Nick Ut receives AAJA Lifetime Achievement Award

1972. Trangbang, South Vietnam, 8 June 1972. Phan Thi Kim Phuc (center) flees from the scene where South Vietnamese planes have mistakenly dropped napalm. Photo Credit: (Nick) Ut Cong Huynh, Vietnam, The Associated Press.

By Steven Chin

Associated Press photographer Nick Ut has been chosen to receive this year’s Asian American Journalism Association Lifetime Achievement Award.

The AAJA honor is given to an individual who has demonstrated courage and commitment to the principles of journalism over the course of a life’s work. It is the highest award AAJA can give to an individual.

Ut, is perhaps best known for his 1972 Pulitzer Prize-winning image of 9-year-old Phan Thi Kim Phuc as she ran naked and screaming toward the camera, her skin badly burned from a napalm attack on her village during the Vietnam War. Nick rushed the girl to the hospital, saving her life. The two are close friends to this day.

Nick Ut

Nick’s powerful image made photographic history and remains, 38 years later, one of the most iconic images of the Vietnam War. In addition to the Pulitzer Prize, Nick received every major photographic award for this singular image, including the World Press Photo, Sigma Delta Chi, Overseas Press Club, National Press Club, and the George Polk Memorial Award.

As a Vietnam Reporting Project fellow, Ut traveled to Vietnam in October 2010 with The Plain Dealer’s Pulitzer-Prize winning columnist Connie Schultz. His photographs are part of a Plain Dealer six-part special report called “Unfinished Business: Suffering and sickness in the endless wake of Agent Orange,” which was published January 30, 2011.

Nick joined the Associated Press in 1966, when he was 16, following the death of his older brother, Huynh Thanh My, an AP photographer who was killed in combat the year before. Nick himself was wounded three times during his coverage of the war. Since the war ended in 1975, Nick has worked for the Associated Press in Tokyo, South Korea, Hanoi, where he opened the bureau in 1993, and Los Angeles, where he currently resides with his family.

Established in 1989, the Lifetime Achievement Award recognizes those who have demonstrated courage and commitment to the principles of journalism over the course of a life’s work, as well as dedication to issues important to the Asian American and Pacific Islander community.
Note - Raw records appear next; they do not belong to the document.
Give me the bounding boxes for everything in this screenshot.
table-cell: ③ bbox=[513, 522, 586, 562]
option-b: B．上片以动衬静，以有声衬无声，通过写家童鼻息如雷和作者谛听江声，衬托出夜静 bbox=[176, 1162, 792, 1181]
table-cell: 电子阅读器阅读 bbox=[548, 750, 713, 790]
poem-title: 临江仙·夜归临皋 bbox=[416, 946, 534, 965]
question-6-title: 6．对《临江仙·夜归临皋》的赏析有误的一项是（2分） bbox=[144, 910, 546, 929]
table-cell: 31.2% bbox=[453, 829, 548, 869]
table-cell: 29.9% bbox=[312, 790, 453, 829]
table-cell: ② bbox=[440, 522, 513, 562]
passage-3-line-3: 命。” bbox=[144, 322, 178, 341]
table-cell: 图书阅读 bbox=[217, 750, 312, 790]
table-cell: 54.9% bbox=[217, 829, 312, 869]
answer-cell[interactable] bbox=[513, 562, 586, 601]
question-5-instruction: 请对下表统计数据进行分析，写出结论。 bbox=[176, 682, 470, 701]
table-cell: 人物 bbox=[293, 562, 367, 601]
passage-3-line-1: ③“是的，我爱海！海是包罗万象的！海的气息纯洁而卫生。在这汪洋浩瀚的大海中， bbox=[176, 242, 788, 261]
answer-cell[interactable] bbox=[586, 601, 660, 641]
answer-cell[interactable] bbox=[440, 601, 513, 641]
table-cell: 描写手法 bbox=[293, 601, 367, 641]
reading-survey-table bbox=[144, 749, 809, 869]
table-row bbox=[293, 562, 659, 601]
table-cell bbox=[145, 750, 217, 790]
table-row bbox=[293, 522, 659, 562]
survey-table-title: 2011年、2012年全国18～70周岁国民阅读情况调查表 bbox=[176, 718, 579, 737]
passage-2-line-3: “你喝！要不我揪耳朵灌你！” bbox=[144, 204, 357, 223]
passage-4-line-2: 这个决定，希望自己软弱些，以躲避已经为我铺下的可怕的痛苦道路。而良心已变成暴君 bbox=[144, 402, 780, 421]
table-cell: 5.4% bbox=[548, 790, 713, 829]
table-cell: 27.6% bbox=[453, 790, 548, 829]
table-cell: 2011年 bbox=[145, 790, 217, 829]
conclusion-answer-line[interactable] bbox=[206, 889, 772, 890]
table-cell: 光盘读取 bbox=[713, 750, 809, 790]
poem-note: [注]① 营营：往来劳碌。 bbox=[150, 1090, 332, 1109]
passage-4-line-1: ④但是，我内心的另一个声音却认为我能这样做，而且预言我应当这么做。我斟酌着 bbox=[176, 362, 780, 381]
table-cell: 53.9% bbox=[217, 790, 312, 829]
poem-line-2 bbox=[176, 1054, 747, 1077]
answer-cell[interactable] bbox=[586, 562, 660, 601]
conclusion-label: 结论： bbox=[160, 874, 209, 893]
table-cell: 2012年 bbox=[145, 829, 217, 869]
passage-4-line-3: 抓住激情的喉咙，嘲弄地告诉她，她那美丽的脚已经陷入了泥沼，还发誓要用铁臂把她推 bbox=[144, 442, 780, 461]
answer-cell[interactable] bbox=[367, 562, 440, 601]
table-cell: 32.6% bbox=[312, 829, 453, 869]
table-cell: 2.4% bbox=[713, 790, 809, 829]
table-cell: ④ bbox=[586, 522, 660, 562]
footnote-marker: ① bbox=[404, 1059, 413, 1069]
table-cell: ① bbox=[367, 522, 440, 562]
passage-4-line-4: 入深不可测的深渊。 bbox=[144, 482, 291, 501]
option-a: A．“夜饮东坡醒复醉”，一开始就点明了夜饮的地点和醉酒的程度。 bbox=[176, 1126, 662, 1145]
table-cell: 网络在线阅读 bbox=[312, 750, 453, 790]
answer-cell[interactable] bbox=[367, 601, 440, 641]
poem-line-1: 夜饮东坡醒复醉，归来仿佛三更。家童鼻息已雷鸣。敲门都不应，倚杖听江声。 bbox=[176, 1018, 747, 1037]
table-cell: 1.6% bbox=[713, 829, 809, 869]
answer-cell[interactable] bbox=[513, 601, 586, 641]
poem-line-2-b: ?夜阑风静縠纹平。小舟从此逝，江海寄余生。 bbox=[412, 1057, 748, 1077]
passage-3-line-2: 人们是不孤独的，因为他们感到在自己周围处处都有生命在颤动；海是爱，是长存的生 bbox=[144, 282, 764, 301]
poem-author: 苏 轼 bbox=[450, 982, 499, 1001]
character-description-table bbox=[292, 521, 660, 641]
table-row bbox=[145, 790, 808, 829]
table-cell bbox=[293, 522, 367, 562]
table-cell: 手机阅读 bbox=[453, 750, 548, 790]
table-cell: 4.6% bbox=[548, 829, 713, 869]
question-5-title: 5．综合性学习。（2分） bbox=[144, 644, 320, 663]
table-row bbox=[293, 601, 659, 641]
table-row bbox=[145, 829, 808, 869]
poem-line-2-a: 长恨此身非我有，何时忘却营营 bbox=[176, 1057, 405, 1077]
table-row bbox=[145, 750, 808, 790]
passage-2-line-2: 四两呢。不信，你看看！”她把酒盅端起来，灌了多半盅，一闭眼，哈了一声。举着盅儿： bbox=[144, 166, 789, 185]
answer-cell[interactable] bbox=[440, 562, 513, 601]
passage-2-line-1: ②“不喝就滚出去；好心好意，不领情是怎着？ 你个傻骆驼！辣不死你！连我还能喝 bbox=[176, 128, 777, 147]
The award will be presented on Saturday, August 13, 2011 at its 22nd Annual National Convention Gala Scholarship and Awards Banquet in the Detroit Marriott at the Renaissance Center. Tickets are free to convention registrants and will be sold on-site (based on availability) at the convention registration kiosk and on the night of the event for non-registrants.

About Steven Chin

Steven Chin is the web editor for the Vietnam Reporting Project and principal of MKmedia, a San Francisco Bay Area consulting firm that provides Web development, content and social media strategies to companies and nonprofit organizations.